🇬🇧🇺🇸 Why do we overengineer?

The most common sin a software developer tends to do is overengineering. I have been guilty of doing this more often than I'd like to admit, and I am still prone to doing it from time to time.

Why do we, as software engineers, tend to overengineer?

The answer is quite simple, and I am pretty certain will upset a few: we tend to believe we're way smarter than we actually are, which combined with a little too much of being too overzealous, can result in overly complicated code that either does a simple thing in a complicated way, either does a bunch of many imaginary problems we think will appear in the future.

Let's start with the beginning: why do we think we are way smarter than we actually are? I am trying to say all software developers are stupid? Of course not, but we tend to either over-simplify the situation (and not foresee all the possible fail cases), or over-analyze it and take into consideration way more possible use-cases than needed. We, as software developers, more than often are not in direct contact with the clients or the business side, and we don't have the context of the things we are tasked to do.

"Hey Vlad, we need to extract the images from this link, and save them in our app, so that when we will need them, we will need to give them to the clients"

Cool, we have the requirements but we don't have enough info to actually do something useful, because we don't really know the use case for this, the "why"s, the "how"s and the "what"s of the problem. What images are we interested in? (do we just blindly get all the img elements from the page? Or do the users not care about the images in the headers or in the sidebars? Or do we only need the ones from the article content?), where do we store them? (in an cloud object storage service? On an FTP server? Local because they are temporary?), when are we going to be asked for the images? (3 minutes from when we download the images or one week later?) How do the clients need to get them? (Bundled in a zip archive sent on email?
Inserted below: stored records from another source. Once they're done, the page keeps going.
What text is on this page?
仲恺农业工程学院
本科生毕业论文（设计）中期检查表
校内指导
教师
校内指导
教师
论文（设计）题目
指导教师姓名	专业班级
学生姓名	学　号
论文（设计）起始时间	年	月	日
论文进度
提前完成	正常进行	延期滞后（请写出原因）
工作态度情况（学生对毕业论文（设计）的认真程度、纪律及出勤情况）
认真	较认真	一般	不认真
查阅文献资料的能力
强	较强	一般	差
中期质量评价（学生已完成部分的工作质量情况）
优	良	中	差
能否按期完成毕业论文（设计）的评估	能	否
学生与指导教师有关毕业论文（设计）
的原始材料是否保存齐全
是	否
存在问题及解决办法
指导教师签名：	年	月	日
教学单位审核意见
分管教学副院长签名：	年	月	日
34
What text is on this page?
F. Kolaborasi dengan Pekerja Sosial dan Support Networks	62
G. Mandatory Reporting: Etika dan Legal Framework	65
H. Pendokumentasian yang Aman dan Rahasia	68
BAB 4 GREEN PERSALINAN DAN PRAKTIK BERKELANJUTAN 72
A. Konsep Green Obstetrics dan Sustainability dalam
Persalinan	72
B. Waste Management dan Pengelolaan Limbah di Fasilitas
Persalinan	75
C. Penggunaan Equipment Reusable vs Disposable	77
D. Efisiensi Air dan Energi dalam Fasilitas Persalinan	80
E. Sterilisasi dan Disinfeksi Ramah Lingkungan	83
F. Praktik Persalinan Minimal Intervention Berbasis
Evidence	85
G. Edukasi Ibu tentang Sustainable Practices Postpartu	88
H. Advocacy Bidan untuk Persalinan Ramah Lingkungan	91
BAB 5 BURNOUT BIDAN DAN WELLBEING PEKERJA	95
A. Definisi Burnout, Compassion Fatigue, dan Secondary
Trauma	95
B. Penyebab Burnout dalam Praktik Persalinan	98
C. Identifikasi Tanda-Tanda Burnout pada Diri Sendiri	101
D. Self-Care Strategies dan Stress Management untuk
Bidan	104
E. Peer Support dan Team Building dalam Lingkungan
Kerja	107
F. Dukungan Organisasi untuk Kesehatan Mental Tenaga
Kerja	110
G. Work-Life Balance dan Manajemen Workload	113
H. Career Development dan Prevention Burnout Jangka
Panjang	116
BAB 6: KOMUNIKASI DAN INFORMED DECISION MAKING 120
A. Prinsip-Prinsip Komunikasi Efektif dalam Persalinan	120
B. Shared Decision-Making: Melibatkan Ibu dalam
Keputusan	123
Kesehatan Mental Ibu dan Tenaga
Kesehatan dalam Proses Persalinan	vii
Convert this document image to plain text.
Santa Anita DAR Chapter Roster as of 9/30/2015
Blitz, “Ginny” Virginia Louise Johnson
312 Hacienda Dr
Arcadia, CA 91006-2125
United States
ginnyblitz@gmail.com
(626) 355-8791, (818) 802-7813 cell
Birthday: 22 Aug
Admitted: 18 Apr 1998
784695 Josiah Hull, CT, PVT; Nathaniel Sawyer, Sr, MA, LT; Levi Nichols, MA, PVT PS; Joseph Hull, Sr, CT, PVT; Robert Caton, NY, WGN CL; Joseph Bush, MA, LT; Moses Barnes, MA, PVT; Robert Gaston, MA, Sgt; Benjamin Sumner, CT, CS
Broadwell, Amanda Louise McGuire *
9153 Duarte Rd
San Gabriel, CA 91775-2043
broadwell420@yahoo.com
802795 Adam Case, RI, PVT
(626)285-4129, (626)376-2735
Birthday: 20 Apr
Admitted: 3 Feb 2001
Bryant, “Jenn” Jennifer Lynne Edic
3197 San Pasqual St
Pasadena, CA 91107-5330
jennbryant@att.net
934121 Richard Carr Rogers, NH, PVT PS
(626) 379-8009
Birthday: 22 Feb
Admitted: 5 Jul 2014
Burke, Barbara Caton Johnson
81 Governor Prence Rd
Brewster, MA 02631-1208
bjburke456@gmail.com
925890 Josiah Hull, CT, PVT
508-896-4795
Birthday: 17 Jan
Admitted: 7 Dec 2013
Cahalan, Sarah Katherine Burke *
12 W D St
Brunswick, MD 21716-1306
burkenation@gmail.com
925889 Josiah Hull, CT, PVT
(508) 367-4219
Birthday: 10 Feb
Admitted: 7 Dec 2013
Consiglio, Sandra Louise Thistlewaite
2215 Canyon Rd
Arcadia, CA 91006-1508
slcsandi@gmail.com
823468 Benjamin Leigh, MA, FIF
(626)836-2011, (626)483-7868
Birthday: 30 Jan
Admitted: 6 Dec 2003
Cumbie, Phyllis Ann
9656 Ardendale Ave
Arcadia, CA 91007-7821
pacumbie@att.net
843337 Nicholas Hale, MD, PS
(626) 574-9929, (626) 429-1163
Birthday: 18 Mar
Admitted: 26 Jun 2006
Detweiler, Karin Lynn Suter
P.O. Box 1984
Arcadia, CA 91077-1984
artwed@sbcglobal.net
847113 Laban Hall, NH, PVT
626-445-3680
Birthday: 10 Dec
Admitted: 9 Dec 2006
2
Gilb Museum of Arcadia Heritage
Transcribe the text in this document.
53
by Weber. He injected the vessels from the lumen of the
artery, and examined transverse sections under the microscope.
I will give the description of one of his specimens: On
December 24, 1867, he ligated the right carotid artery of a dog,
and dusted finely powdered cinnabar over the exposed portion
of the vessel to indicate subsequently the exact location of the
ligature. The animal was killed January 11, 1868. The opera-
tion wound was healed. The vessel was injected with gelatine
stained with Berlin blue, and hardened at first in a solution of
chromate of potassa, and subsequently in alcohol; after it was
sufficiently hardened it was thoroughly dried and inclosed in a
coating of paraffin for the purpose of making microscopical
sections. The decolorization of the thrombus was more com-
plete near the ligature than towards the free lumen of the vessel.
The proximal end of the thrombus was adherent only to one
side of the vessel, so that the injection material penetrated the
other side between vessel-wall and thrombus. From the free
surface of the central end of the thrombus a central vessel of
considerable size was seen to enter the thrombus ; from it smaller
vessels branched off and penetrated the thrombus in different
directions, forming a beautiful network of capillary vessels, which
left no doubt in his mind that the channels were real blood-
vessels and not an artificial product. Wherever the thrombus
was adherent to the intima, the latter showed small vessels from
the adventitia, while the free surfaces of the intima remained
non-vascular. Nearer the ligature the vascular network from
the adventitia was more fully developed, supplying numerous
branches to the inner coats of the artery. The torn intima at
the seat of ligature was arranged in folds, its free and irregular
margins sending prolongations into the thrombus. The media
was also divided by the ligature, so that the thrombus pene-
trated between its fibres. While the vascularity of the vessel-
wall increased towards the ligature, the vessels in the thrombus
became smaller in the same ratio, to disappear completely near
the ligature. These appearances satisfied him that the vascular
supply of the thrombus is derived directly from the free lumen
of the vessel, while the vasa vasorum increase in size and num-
In an excel file with links to download the image? Do we need to process them in some way before, like make sure they all have the same aspect-ratio or resolution?).

All these questions should come as part of the business requirements, but more than often, such in-depth details go not communicated. On one side, the business part doesn't know the technical jargon or the different possibilities that exist with such vague requirements (ex. that there are images that are not needed in the webpage, how to deliver the images: excel file, uploading them on an FTP server, etc). On the other side, the developer doesn't really know what to ask because they are not presented the use-case of the client, or the business value of this feature. And in a lot of organizations, this is doubled down by a fear of asking too many questions, coming from the fear of being perceived either as stupid, or not independent enough.

So, as a developer, knowing all these possibilities, we try to produce solutions for all: this downloading of images should be configurable and flexible enough so later on, when the clients will want to use it, they will be able to cover all their possible use-cases. We start to craft all kinds of clever sub-systems, abstractions that allow us to implement ten different concrete implementations of various components, write tests for all weird cases that might happen if the wrong planets align at the wrong time.

We end up spending too much time building too many things, with way more flexibility and being way more "future proof" that it will ever be needed. Only to find out those clients moved on because we took too long to deliver... Now scrape all of that!

Or an even worse situation: with all the requirements and context on the table, some developers still choose this path because they want to do the code as "future proof" as possible, so later on when some requirements change that will affect that area, they won't have to go back to it: "It already is implemented! You just have to configure this whole thing in this way and voila!".

Too avoid all these mistakes, there is one simple trick (the business folks hate it!): communcation on both ends! Try to put the clarifying questions to uncover the desired outcome for the clients, and then design and implement the fastest way to get there. If the business folks get overwhelmed with the tech jargon you throw at them or don't have the answers, help them either come up with them, or instruct them what to ask the clients. And if the client doesn't know, propose them a simple way to achieve their goals. After all, that's what pays the bills: the client's problems that get solved by you.